Securing educational financing as an international student is no easy feat. You might think getting into grad school is the tough part, but even securing a seat in a prestigious, competitive MBA program is likely to seem easier than finding the financing to accept it.
And, it’s difficult to imagine affording an international MBA (or any other degree without it). The average annual cost of attendance at Harvard Business School is $109,000. And, that’s before considering the study treks and travel which the program absolutely recommends.
Though it’s a challenge, international MBA candidates in the US do have options.
The most obvious is usually a loan from a bank back home; that’s where most people go when they need money. But it’s not always that easy to get the funds for an international education.
- In some countries, it’s impossible to secure financing without collateral worth significantly more than the loan itself.
- Banks in other countries have a maximum loan amount equivalent to the cost of pursuing the same degree locally.
- Interest rates can still be significantly higher than can be found from an American bank with a local co-signer.
- What’s equally tricky is the fact that credit history doesn’t cross borders. Every country has financial information metrics – and they don’t always track the same things, making it difficult to assess. It’s difficult to price the risk without a local credit report. International students who want to secure an educational loan from an American bank must find a local co-signer.
A handful of universities, Harvard included, have made it easier for international students to secure a local loan without a co-signer. The school itself acts as a co-signer, allows international student loans through its credit union, or has secured a partnership with private firms that provide the financing.
Even then, interest rates are higher than an American student would secure; without automatic work authorization in the US, they carry a greater risk. The higher the risk, or at least the perceived risk, the higher the interest rate.
Higher interest rates are just something international students believe they must live with, even as American grads seek refinancing to reduce their interest rates.
But, with an MBA and US employment in hand, it seems crazy to continue paying interest rates of seven percent or more; the higher risk at which the loan was previously assessed has decreased substantially.
And, in addition to the (usually) higher salary, there’s also a local credit history. Yet, that’s not the only thing banks need to refinance a loan; without citizenship or a green card, it remains tough to refinance a loan.
There is, however, another option.
And it’s not a bank.
In 2007, Prodigy Finance offered its first loans to international MBA candidates attending top programs using a risk algorithm based on future earning potential in addition to past financial data.
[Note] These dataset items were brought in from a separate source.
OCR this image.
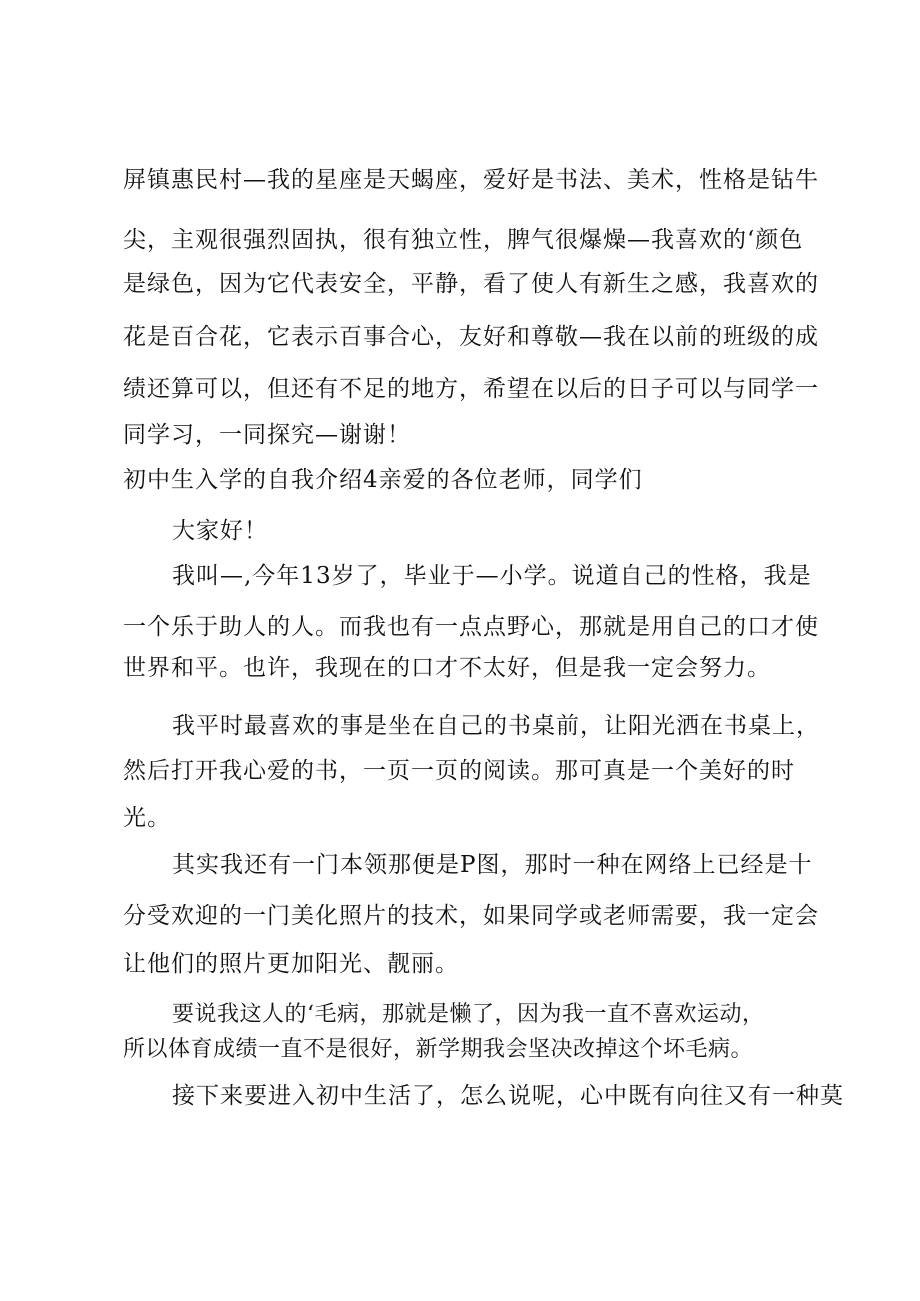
屏镇惠民村—我的星座是天蝎座，爱好是书法、美术，性格是钻牛
尖，主观很强烈固执，很有独立性，脾气很爆燥—我喜欢的‘颜色
是绿色，因为它代表安全，平静，看了使人有新生之感，我喜欢的
花是百合花，它表示百事合心，友好和尊敬—我在以前的班级的成
绩还算可以，但还有不足的地方，希望在以后的日子可以与同学一
同学习，一同探究—谢谢！
初中生入学的自我介绍4亲爱的各位老师，同学们
大家好！
我叫—,今年13岁了，毕业于—小学。说道自己的性格，我是
一个乐于助人的人。而我也有一点点野心，那就是用自己的口才使
世界和平。也许，我现在的口才不太好，但是我一定会努力。
我平时最喜欢的事是坐在自己的书桌前，让阳光洒在书桌上，
然后打开我心爱的书，一页一页的阅读。那可真是一个美好的时
光。
其实我还有一门本领那便是P图，那时一种在网络上已经是十
分受欢迎的一门美化照片的技术，如果同学或老师需要，我一定会
让他们的照片更加阳光、靓丽。
要说我这人的‘毛病，那就是懒了，因为我一直不喜欢运动，
所以体育成绩一直不是很好，新学期我会坚决改掉这个坏毛病。
接下来要进入初中生活了，怎么说呢，心中既有向往又有一种莫
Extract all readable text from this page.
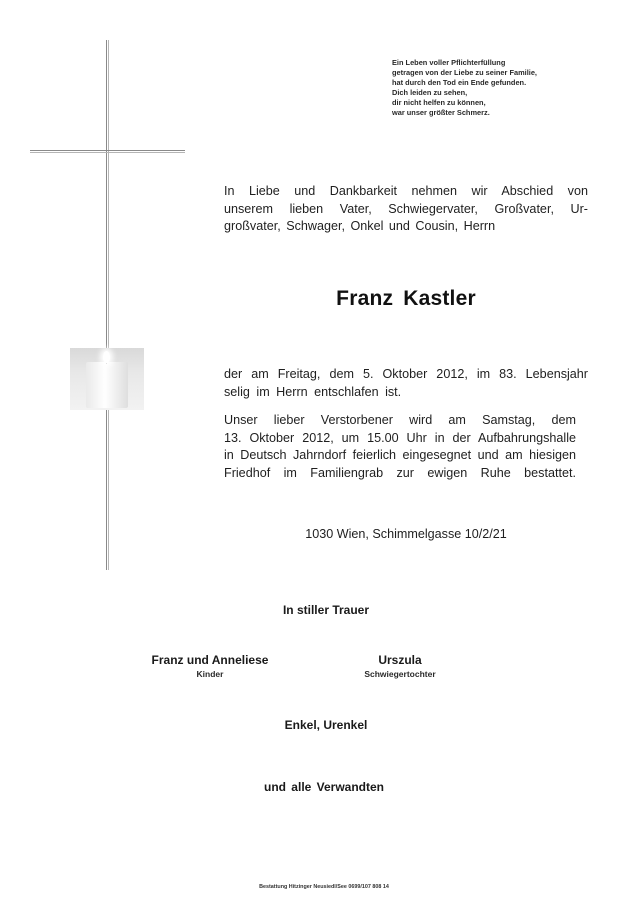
Ein Leben voller Pflichterfüllung
getragen von der Liebe zu seiner Familie,
hat durch den Tod ein Ende gefunden.
Dich leiden zu sehen,
dir nicht helfen zu können,
war unser größter Schmerz.
In Liebe und Dankbarkeit nehmen wir Abschied von
unserem lieben Vater, Schwiegervater, Großvater, Ur-
großvater, Schwager, Onkel und Cousin, Herrn
Franz Kastler
der am Freitag, dem 5. Oktober 2012, im 83. Lebensjahr
selig im Herrn entschlafen ist.
Unser lieber Verstorbener wird am Samstag, dem
13. Oktober 2012, um 15.00 Uhr in der Aufbahrungshalle
in Deutsch Jahrndorf feierlich eingesegnet und am hiesigen
Friedhof im Familiengrab zur ewigen Ruhe bestattet.
1030 Wien, Schimmelgasse 10/2/21
In stiller Trauer
Franz und Anneliese
Kinder
Urszula
Schwiegertochter
Enkel, Urenkel
und alle Verwandten
Bestattung Hitzinger Neusiedl/See 0699/107 808 14
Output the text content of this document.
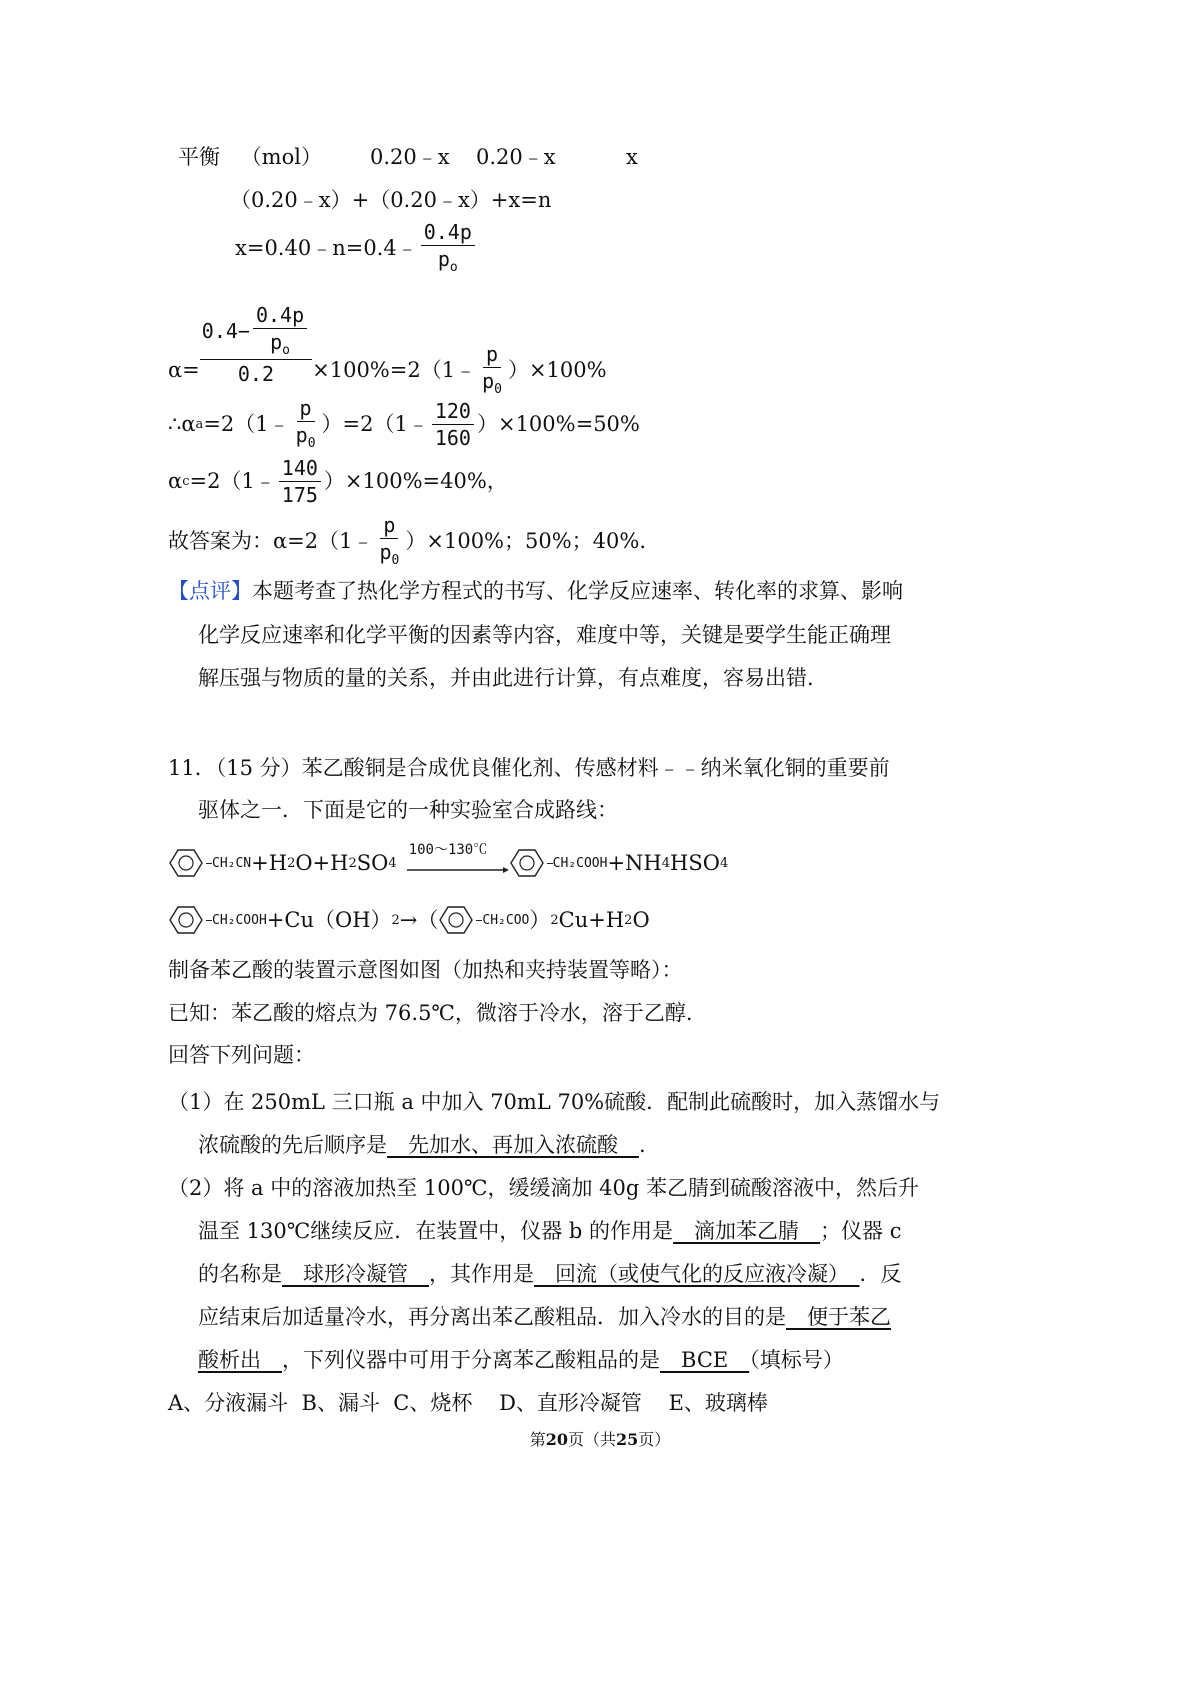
平衡 （mol） 0.20﹣x 0.20﹣x	x
（0.20﹣x）+（0.20﹣x）+x=n
x=0.40﹣n=0.4﹣ $\frac{0.4p}{p_o}$
$\alpha= \frac{0.4- \frac{0.4p}{p_o}}{0.2}$ ×100%=2（1﹣ $\frac{p}{p_0} )\times 100\%$
∴α a =2（1﹣ $\frac{p}{p_0}$ ）=2（1﹣ $\frac{120}{160} )\times 100\%=50\%$
α c =2（1﹣ $\frac{140}{175} )\times 100\%=40\%$，
故答案为：α=2（1﹣ $\frac{p}{p_0} )\times 100\%$；50%；40%.
【点评】本题考查了热化学方程式的书写、化学反应速率、转化率的求算、影响
化学反应速率和化学平衡的因素等内容，难度中等，关键是要学生能正确理
解压强与物质的量的关系，并由此进行计算，有点难度，容易出错.
11．（15 分）苯乙酸铜是合成优良催化剂、传感材料﹣﹣纳米氧化铜的重要前
驱体之一．下面是它的一种实验室合成路线：
CH₂CN +H 2 O+H 2 SO 4
100～130℃
CH₂COOH +NH 4 HSO 4
CH₂COOH +Cu（OH） 2 →（	CH₂COO ） 2 Cu+H 2 O
制备苯乙酸的装置示意图如图（加热和夹持装置等略）：
已知：苯乙酸的熔点为 76.5℃，微溶于冷水，溶于乙醇.
回答下列问题：
（1）在 250mL 三口瓶 a 中加入 70mL 70%硫酸．配制此硫酸时，加入蒸馏水与
浓硫酸的先后顺序是　先加水、再加入浓硫酸　.
（2）将 a 中的溶液加热至 100℃，缓缓滴加 40g 苯乙腈到硫酸溶液中，然后升
温至 130℃继续反应．在装置中，仪器 b 的作用是　滴加苯乙腈　；仪器 c
的名称是　球形冷凝管　，其作用是　回流（或使气化的反应液冷凝）　．反
应结束后加适量冷水，再分离出苯乙酸粗品．加入冷水的目的是　便于苯乙
酸析出　，下列仪器中可用于分离苯乙酸粗品的是　BCE　（填标号）
A、分液漏斗  B、漏斗  C、烧杯    D、直形冷凝管    E、玻璃棒
第20页（共25页）
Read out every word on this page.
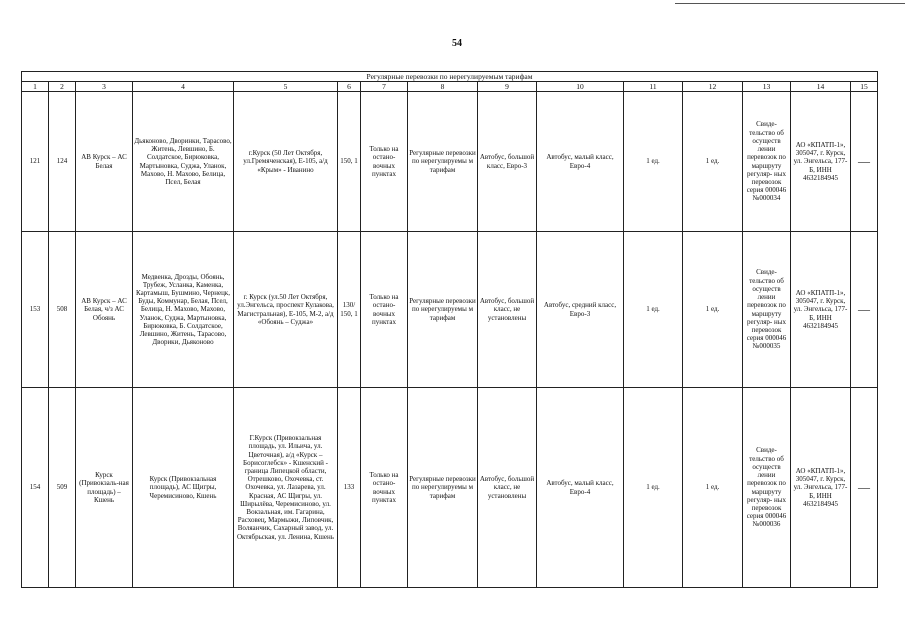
54
Регулярные перевозки по нерегулируемым тарифам														
1	2	3	4	5	6	7	8	9	10	11	12	13	14	15
121	124	АВ Курск – АС Белая	Дьяконово, Дворинки, Тарасово, Житень, Левшино, Б. Солдатское, Бирюковка, Мартыновка, Суджа, Уланок, Махово, Н. Махово, Белица, Псел, Белая	г.Курск (50 Лет Октября, ул.Гремяченская), Е-105, а/д «Крым» - Иванино	150, 1	Только на остано- вочных пунктах	Регулярные перевозки по нерегулируемы м тарифам	Автобус, большой класс, Евро-3	Автобус, малый класс, Евро-4	1 ед.	1 ед.	Свиде- тельство об осуществ лении перевозок по маршруту регуляр- ных перевозок серия 000046 №000034	АО «КПАТП-1», 305047, г. Курск, ул. Энгельса, 177-Б, ИНН 4632184945	—
153	508	АВ Курск – АС Белая, ч/з АС Обоянь	Медвенка, Дрозды, Обоянь, Трубеж, Усланка, Каменка, Картамыш, Бушмино, Чернецк, Буды, Коммунар, Белая, Псел, Белица, Н. Махово, Махово, Уланок, Суджа, Мартыновка, Бирюковка, Б. Солдатское, Левшино, Житень, Тарасово, Дворики, Дьяконово	г. Курск (ул.50 Лет Октября, ул.Энгельса, проспект Кулакова, Магистральная), Е-105, М-2, а/д «Обоянь – Суджа»	130/ 150, 1	Только на остано- вочных пунктах	Регулярные перевозки по нерегулируемы м тарифам	Автобус, большой класс, не установлены	Автобус, средний класс, Евро-3	1 ед.	1 ед.	Свиде- тельство об осуществ лении перевозок по маршруту регуляр- ных перевозок серия 000046 №000035	АО «КПАТП-1», 305047, г. Курск, ул. Энгельса, 177-Б, ИНН 4632184945	—
154	509	Курск (Привокзаль-ная площадь) – Кшень	Курск (Привокзальная площадь), АС Щигры, Черемисиново, Кшень	Г.Курск (Привокзальная площадь, ул. Ильича, ул. Цветочная), а/д «Курск – Борисоглебск» - Кшенский - граница Липецкой области, Отрешково, Охочевка, ст. Охочевка, ул. Лазарева, ул. Красная, АС Щигры, ул. Ширылёва, Черемисиново, ул. Вокзальная, им. Гагарина, Расховец, Мармыжи, Липовчик, Воляанчик, Сахарный завод, ул. Октябрьская, ул. Ленина, Кшень	133	Только на остано- вочных пунктах	Регулярные перевозки по нерегулируемы м тарифам	Автобус, большой класс, не установлены	Автобус, малый класс, Евро-4	1 ед.	1 ед.	Свиде- тельство об осуществ лении перевозок по маршруту регуляр- ных перевозок серия 000046 №000036	АО «КПАТП-1», 305047, г. Курск, ул. Энгельса, 177-Б, ИНН 4632184945	—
The model allows for larger loan amounts than students are likely to secure from home banks, and without the need for a co-signer, they’re one of the few options for international students attending universities that don’t have an in-house, co-signer-free option.
Over 80 percent of Prodigy Finance-funded students have no alternative source of educational financing. And, over the past decade, the company has provided $480 million in loans to more than 9900 international students.
The Prodigy Finance loan application process is swift. After a 30 minute application, it takes just a few days to receive loan terms – and there’s no application fee.
It’s also good news for international students who previously accepted an American loan with higher interest rates; it’s possible to refinance that loan with Prodigy Finance. The process is equally swift and there’s no admin fee. Better still, it’s an opportunity to reduce those high interest rates.
Getting an acceptance to an MBA program, after all, should be the difficult part – not financing it.